“Men like to say so,” she replied. “Because it flatters their vanity to rouse these ‘soft emotions’ and translate them into love for themselves. But have you had any experience, Professor? If any woman had displayed ‘soft emotions’ towards you, would you not have been disposed to nip them in the bud?”
“Most likely! I am not an object for sentimental consideration,—I never was. I should have greatly regretted it if one of your charming sex had wasted her time or herself on me.”
Just then Madame Dimitrius spoke.
“Dear Miss May, will you play us something?”
She readily acquiesced, and seating herself at the grand piano, which was open, soon scored a triumph. Her playing was exquisitely finished, and as her fingers glided over the keys, the consciousness that she was discoursing music to at least one or two persons who understood and appreciated it gave her increased tenderness of touch and beauty of tone. The dreary feeling of utter hopelessness which had pervaded her, body and soul, when playing to her father and mother, “Ma” asleep on the sofa, and “Pa” hidden behind a newspaper, neither of them knowing or caring what composer’s work she performed, was changed to a warm, happy sense of the power to give pleasure, and the ability to succeed—and when she had finished a delicately wild little sonata of Grieg’s, pressing its soft, half-sobbing final chord as daintily and hushfully as she would have folded a child’s hands in sleep, a murmur of real rapture and surprised admiration came from all her hearers.

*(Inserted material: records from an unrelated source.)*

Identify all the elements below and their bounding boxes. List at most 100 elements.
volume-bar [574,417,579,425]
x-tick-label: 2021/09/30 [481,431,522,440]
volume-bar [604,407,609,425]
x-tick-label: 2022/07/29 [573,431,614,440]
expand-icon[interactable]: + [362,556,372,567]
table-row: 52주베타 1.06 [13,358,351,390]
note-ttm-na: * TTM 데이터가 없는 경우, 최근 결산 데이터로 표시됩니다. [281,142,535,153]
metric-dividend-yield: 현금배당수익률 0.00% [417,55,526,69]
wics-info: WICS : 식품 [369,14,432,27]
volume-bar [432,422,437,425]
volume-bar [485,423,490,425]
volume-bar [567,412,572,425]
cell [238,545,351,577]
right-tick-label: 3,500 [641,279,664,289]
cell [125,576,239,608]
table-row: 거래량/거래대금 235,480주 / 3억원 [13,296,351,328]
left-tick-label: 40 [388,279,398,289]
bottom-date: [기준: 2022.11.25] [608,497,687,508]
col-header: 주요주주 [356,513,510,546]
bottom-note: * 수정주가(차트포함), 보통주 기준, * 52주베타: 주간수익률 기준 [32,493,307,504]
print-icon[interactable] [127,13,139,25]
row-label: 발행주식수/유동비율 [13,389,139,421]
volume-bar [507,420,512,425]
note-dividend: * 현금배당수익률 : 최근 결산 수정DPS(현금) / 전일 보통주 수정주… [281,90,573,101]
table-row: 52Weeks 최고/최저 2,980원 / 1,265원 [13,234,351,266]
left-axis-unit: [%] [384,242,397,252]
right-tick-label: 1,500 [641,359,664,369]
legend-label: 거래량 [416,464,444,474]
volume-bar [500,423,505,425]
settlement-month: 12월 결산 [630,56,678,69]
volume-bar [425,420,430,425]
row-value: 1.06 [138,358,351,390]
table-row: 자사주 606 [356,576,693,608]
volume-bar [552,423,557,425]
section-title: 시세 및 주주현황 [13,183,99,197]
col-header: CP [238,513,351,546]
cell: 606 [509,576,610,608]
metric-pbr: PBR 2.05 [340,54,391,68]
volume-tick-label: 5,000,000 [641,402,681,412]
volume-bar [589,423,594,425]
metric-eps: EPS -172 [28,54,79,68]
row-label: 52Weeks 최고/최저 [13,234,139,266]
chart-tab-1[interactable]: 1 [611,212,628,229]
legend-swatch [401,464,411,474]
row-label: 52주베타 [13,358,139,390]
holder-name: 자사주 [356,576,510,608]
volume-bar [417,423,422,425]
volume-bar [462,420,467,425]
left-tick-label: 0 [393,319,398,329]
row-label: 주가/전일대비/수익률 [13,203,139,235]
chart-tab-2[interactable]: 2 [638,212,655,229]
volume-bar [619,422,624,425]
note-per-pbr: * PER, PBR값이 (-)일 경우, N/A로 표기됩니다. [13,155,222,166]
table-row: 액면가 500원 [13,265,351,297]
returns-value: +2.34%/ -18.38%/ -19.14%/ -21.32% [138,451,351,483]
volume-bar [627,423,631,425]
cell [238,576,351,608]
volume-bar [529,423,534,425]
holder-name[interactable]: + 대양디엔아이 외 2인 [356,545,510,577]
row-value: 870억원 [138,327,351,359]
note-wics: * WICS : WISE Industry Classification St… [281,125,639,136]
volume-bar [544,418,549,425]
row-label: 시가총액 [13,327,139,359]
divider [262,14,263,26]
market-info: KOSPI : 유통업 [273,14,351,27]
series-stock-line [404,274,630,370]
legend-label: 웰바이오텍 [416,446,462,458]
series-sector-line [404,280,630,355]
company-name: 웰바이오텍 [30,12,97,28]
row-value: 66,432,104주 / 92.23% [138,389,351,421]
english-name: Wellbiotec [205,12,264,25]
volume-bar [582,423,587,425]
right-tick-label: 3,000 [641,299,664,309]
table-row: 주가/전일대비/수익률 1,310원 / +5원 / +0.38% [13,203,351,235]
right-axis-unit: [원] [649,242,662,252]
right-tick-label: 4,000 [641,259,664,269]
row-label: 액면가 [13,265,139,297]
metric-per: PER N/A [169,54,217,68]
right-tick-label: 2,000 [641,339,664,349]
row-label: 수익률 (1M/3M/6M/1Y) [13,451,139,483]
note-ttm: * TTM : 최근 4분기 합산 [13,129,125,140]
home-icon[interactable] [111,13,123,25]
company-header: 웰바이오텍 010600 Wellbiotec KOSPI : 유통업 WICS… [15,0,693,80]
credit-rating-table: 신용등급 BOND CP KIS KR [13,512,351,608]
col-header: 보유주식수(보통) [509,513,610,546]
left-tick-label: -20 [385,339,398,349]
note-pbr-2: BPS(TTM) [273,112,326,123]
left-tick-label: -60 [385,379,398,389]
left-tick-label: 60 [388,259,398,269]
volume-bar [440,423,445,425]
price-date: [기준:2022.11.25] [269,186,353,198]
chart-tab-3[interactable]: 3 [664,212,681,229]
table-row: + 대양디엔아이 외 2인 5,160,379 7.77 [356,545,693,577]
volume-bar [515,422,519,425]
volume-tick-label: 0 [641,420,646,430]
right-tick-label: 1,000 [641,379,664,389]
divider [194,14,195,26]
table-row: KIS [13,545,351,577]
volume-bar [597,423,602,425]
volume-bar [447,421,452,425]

“But you are an artiste!” exclaimed the Baroness Rousillon. “You are a professional virtuoso, surely?”
“Spare me such an accusation!” laughed Diana. “I don’t think I could play to an audience for money,—it would seem like selling my soul.”
“Ah, there I can’t follow you,” said Chauvet. “That’s much too high-flown and romantic for me. Why not sell anything if you can find buyers?”
His little eyes glittered ferret-like between his secretive eyelids, and Diana smiled, seeing that he spoke ironically.
“This is an age of selling,” he went on. “The devil might buy souls by the bushel if he wanted them!—(and if there were such a person!) And as for music!—why, it’s as good for sale and barter nowadays as a leg of mutton! The professional musician is as eager for gain as any other merchant in the general market,—and if the spirit of Sappho sang him a song from the Elysian fields, he’d sell it to a gramophone agency for the highest bid. And you talk about ‘selling your soul!’ dear Madame, with a thousand pardons for my brusquerie, you talk nonsense! How do you know you have a soul to sell?”